14. Bubble a gel-forming or solidifying biocompatible substance in a good solvent solution of the substance, disperse it in a poor solvent of a biocompatible substance that is immiscible with the good solvent, and cool it. After gelation or solidification, the obtained porous particles are washed with a solvent that is miscible with the poor solvent for the biocompatible substance, and heated in a substantially water-free system to make them insoluble in water. A method for producing the particles as described above.

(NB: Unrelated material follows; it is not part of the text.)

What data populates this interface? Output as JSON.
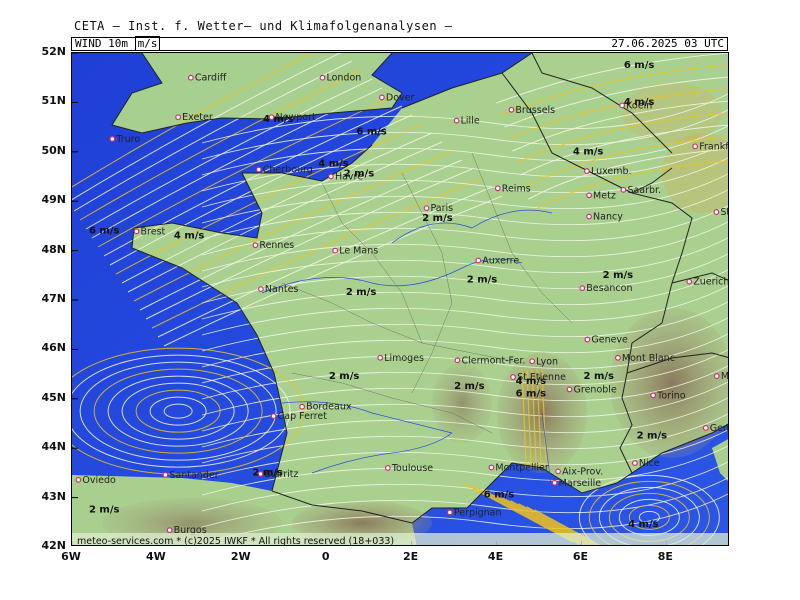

15 5. Disperse the poor solvent of the biocompatible substance in a good solvent solution of the gel-forming or solidifying biocompatible substance, further disperse the dispersion in the poor solvent of the biocompatible substance, and cool it. After gelling or solidification, the obtained porous particles are washed with a solvent that is miscible with the poor solvent for the biocompatible substance, and heated in a system substantially free of water to make them water-insoluble. A method for producing the particles as described above.

16.A substance that is soluble in a solvent for a gel-forming or solidifying biocompatible substance or a substance that is insoluble in a good solvent for a biocompatible substance and migrates to a poor solvent for the substance is used as a biocompatible substance. After dispersing in a good solvent solution, the dispersion is further dispersed in a poor solvent for a biocompatible substance, and after cooling and gelling or solidifying, the obtained porous particles are converted into a poor solvent for a biocompatible substance. 14. The method for producing particles according to claim 13, wherein the particles are washed with a miscible solvent and heated in a system substantially free of water to make them insoluble in water.

17.The water-insolubilized porous particles obtained by the production method according to claims 13 to 16 are further dispersed in water, and then freeze-dried. Method for producing particles.